Karr attributes the relative solidity of his industry to its basic stodginess, and sees an inherent irony: “The menswear industry has been criticized for years as not being revolutionary enough in fashion trends. But we deal with reality, with an evolutionary process. We make slower changes, take fewer risks. Menswear manufacturers don’t try to propel consumers in any particular direction, the way women’s clothing manufacturers do.” Implicit in this comment is the suggestion that women’s clothing makers might take a lesson from the people they’ve criticized all these years.

“All these women in the work force would probably benefit from their own version of a uniform; from one or a number of looks that they could rely on as correct and comfortable and elegant. A man knows pretty much he has to wear a suit. Women are just floundering around out there. They need to find what’s appropriate for business and invest in a wardrobe for their careers,” he said.

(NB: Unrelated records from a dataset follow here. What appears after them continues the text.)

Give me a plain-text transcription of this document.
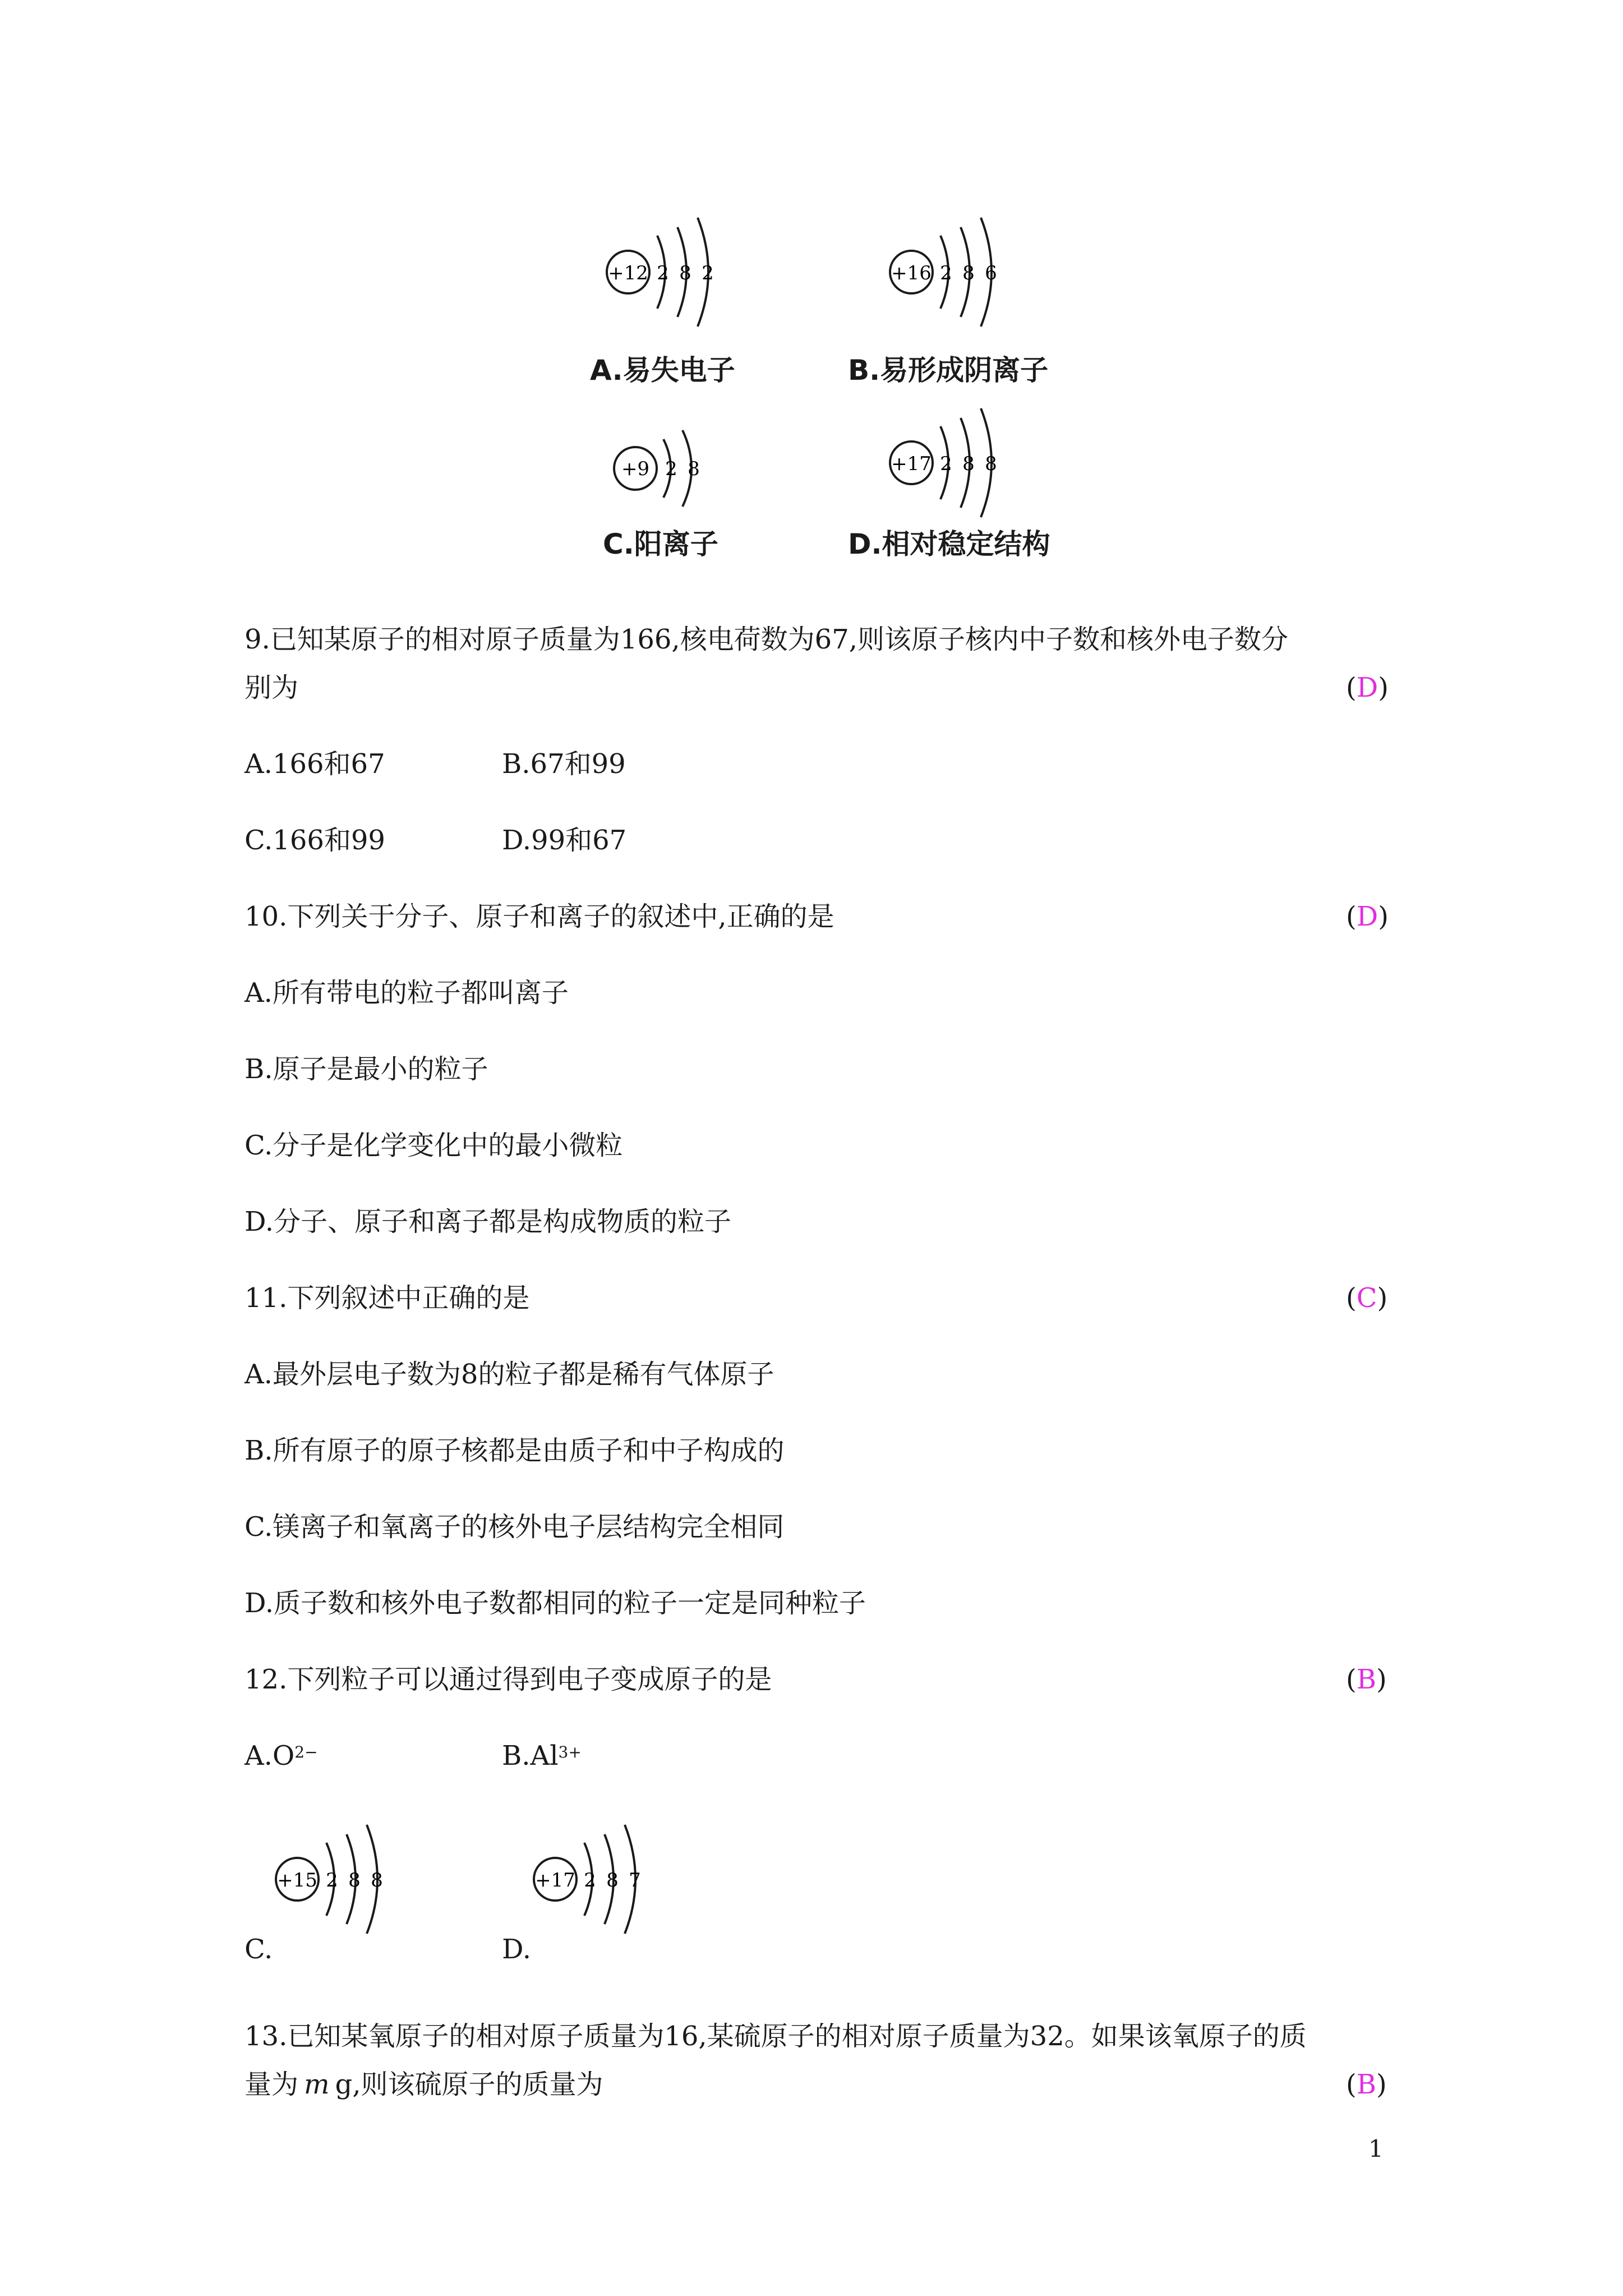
+12 2 8 2
A.易失电子
+16 2 8 6
B.易形成阴离子
+9 2 8
C.阳离子
+17 2 8 8
D.相对稳定结构
9.已知某原子的相对原子质量为166,核电荷数为67,则该原子核内中子数和核外电子数分
别为	(D)
A.166和67	B.67和99
C.166和99	D.99和67
10.下列关于分子、原子和离子的叙述中,正确的是	(D)
A.所有带电的粒子都叫离子
B.原子是最小的粒子
C.分子是化学变化中的最小微粒
D.分子、原子和离子都是构成物质的粒子
11.下列叙述中正确的是	(C)
A.最外层电子数为8的粒子都是稀有气体原子
B.所有原子的原子核都是由质子和中子构成的
C.镁离子和氧离子的核外电子层结构完全相同
D.质子数和核外电子数都相同的粒子一定是同种粒子
12.下列粒子可以通过得到电子变成原子的是	(B)
$A.O^{2-}$	$B.Al^{3+}$
+15 2 8 8
C.
+17 2 8 7
D.
13.已知某氧原子的相对原子质量为16,某硫原子的相对原子质量为32。如果该氧原子的质
量为 m g,则该硫原子的质量为	(B)
1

Creativity has not been stifled for those menswear designers willing to ignore the mass market in favor of avant-garde consumers. Cecilia Metheny, a New York-based designer here last weekend for the MFA convention, has been breaking boundaries since she opened her firm four years ago.

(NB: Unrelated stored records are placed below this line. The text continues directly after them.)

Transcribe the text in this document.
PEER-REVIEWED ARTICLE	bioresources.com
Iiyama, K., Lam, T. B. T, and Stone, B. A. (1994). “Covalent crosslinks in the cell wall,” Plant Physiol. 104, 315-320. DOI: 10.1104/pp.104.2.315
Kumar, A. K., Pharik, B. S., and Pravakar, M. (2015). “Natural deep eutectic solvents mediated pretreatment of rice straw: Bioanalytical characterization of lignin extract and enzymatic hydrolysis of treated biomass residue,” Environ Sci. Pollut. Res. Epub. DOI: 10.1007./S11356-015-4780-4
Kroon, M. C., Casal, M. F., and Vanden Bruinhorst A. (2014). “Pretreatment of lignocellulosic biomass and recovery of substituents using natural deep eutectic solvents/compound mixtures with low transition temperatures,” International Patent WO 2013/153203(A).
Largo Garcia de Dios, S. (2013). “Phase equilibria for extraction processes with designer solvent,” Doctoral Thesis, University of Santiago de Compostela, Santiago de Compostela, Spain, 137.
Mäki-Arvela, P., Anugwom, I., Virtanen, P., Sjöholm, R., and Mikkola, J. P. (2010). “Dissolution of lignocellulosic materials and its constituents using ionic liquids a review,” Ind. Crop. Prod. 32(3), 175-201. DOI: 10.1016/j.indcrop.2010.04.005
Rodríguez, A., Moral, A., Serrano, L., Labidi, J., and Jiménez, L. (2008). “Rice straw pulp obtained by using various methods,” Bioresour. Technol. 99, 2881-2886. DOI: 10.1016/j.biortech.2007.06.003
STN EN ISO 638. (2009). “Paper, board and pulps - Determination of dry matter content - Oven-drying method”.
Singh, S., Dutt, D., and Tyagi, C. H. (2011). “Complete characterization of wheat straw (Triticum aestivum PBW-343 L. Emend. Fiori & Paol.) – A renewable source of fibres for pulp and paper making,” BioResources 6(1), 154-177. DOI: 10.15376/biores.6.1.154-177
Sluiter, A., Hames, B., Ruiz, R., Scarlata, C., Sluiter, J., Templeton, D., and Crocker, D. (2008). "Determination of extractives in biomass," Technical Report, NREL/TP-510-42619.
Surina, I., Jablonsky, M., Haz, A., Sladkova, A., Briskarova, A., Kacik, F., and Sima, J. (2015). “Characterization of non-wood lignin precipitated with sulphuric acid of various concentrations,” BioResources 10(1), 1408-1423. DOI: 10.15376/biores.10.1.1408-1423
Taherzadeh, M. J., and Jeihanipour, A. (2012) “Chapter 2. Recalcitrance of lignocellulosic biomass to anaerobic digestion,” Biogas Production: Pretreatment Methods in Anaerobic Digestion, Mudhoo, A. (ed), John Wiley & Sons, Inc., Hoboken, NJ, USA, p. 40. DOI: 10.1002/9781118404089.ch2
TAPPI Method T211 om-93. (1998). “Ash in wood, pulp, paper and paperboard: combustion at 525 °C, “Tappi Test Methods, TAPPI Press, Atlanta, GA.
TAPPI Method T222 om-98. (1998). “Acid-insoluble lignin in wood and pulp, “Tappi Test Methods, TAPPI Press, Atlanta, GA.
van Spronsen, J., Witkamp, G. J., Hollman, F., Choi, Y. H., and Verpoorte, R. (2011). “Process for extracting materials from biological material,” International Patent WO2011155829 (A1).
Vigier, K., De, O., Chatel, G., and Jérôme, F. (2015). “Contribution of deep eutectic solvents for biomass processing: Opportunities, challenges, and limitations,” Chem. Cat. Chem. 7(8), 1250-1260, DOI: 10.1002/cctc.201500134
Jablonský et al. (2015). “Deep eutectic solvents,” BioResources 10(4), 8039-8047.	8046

Using Italian fabrics and tailoring, Metheny’s daytime-suit jackets have shawl collars or no collars at all. She even offers cardigan tuxedo jackets, with edges bound in black satin. And the ultimate black-tie look, in her opinion, is a “formal” black cardigan sweater ($600 in cashmere, $200 in cotton/silk knit), to be worn with a white dress shirt, bow tie, gray flannel evening pants and evening slippers.

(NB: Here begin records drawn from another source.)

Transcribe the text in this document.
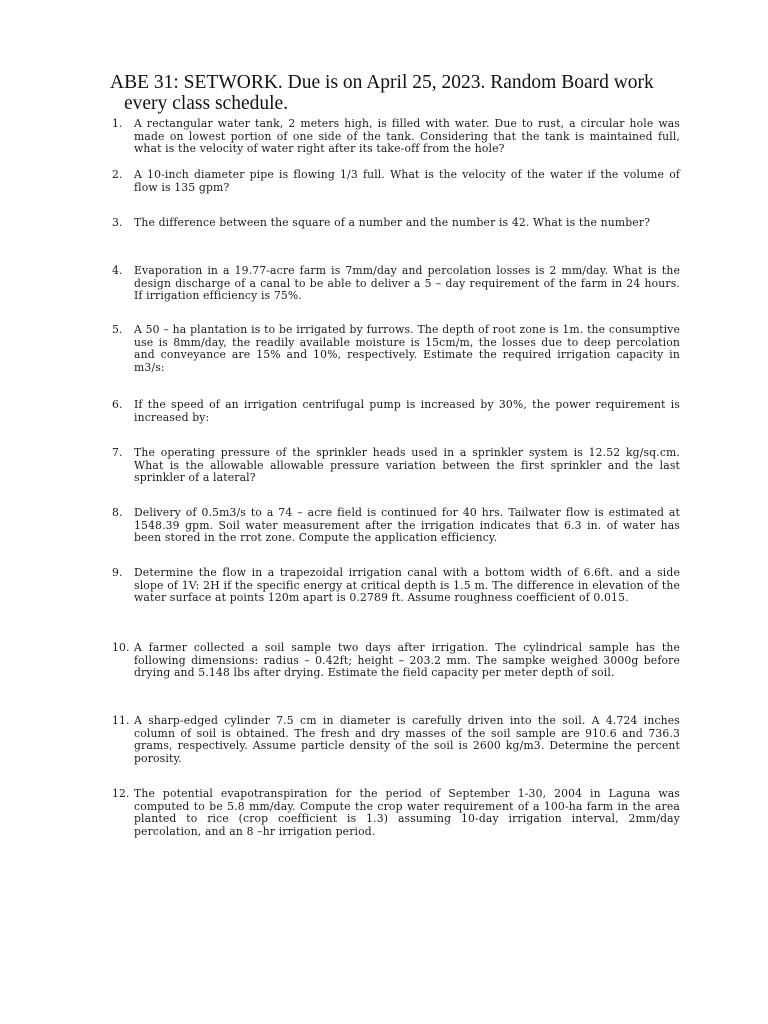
ABE 31: SETWORK. Due is on April 25, 2023. Random Board work
every class schedule.
1.	A rectangular water tank, 2 meters high, is filled with water. Due to rust, a circular hole was made on lowest portion of one side of the tank. Considering that the tank is maintained full, what is the velocity of water right after its take-off from the hole?
2.	A 10-inch diameter pipe is flowing 1/3 full. What is the velocity of the water if the volume of flow is 135 gpm?
3.	The difference between the square of a number and the number is 42. What is the number?
4.	Evaporation in a 19.77-acre farm is 7mm/day and percolation losses is 2 mm/day. What is the design discharge of a canal to be able to deliver a 5 – day requirement of the farm in 24 hours. If irrigation efficiency is 75%.
5.	A 50 – ha plantation is to be irrigated by furrows. The depth of root zone is 1m. the consumptive use is 8mm/day, the readily available moisture is 15cm/m, the losses due to deep percolation and conveyance are 15% and 10%, respectively. Estimate the required irrigation capacity in m3/s:
6.	If the speed of an irrigation centrifugal pump is increased by 30%, the power requirement is increased by:
7.	The operating pressure of the sprinkler heads used in a sprinkler system is 12.52 kg/sq.cm. What is the allowable allowable pressure variation between the first sprinkler and the last sprinkler of a lateral?
8.	Delivery of 0.5m3/s to a 74 – acre field is continued for 40 hrs. Tailwater flow is estimated at 1548.39 gpm. Soil water measurement after the irrigation indicates that 6.3 in. of water has been stored in the rrot zone. Compute the application efficiency.
9.	Determine the flow in a trapezoidal irrigation canal with a bottom width of 6.6ft. and a side slope of 1V: 2H if the specific energy at critical depth is 1.5 m. The difference in elevation of the water surface at points 120m apart is 0.2789 ft. Assume roughness coefficient of 0.015.
10. A farmer collected a soil sample two days after irrigation. The cylindrical sample has the following dimensions: radius – 0.42ft; height – 203.2 mm. The sampke weighed 3000g before drying and 5.148 lbs after drying. Estimate the field capacity per meter depth of soil.
11. A sharp-edged cylinder 7.5 cm in diameter is carefully driven into the soil. A 4.724 inches column of soil is obtained. The fresh and dry masses of the soil sample are 910.6 and 736.3 grams, respectively. Assume particle density of the soil is 2600 kg/m3. Determine the percent porosity.
12. The potential evapotranspiration for the period of September 1-30, 2004 in Laguna was computed to be 5.8 mm/day. Compute the crop water requirement of a 100-ha farm in the area planted to rice (crop coefficient is 1.3) assuming 10-day irrigation interval, 2mm/day percolation, and an 8 –hr irrigation period.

Metheny suits cost from $800 to $1,400 at Neiman Marcus and Torie Steele in Beverly Hills.

Designer Henry Grethel, whose suits are made by HartMarx has a more mass-market orientation. But he too says men’s tastes are changing “within the confines of traditional tailoring. I’ve never seen a time when men’s clothing has changed at such a rapid rate as this,” Grethel said when here last week with the MFA.

“Men don’t want outlandish looks, but they don’t want to be behind the times,” he added.

Grethel’s jacket shoulders are a bit wider these days, and there’s a little more drape and ease through the chest. More importantly, he said, pleated trousers were considered “too much” by most men as recently as five years ago. Now they’re standard issue.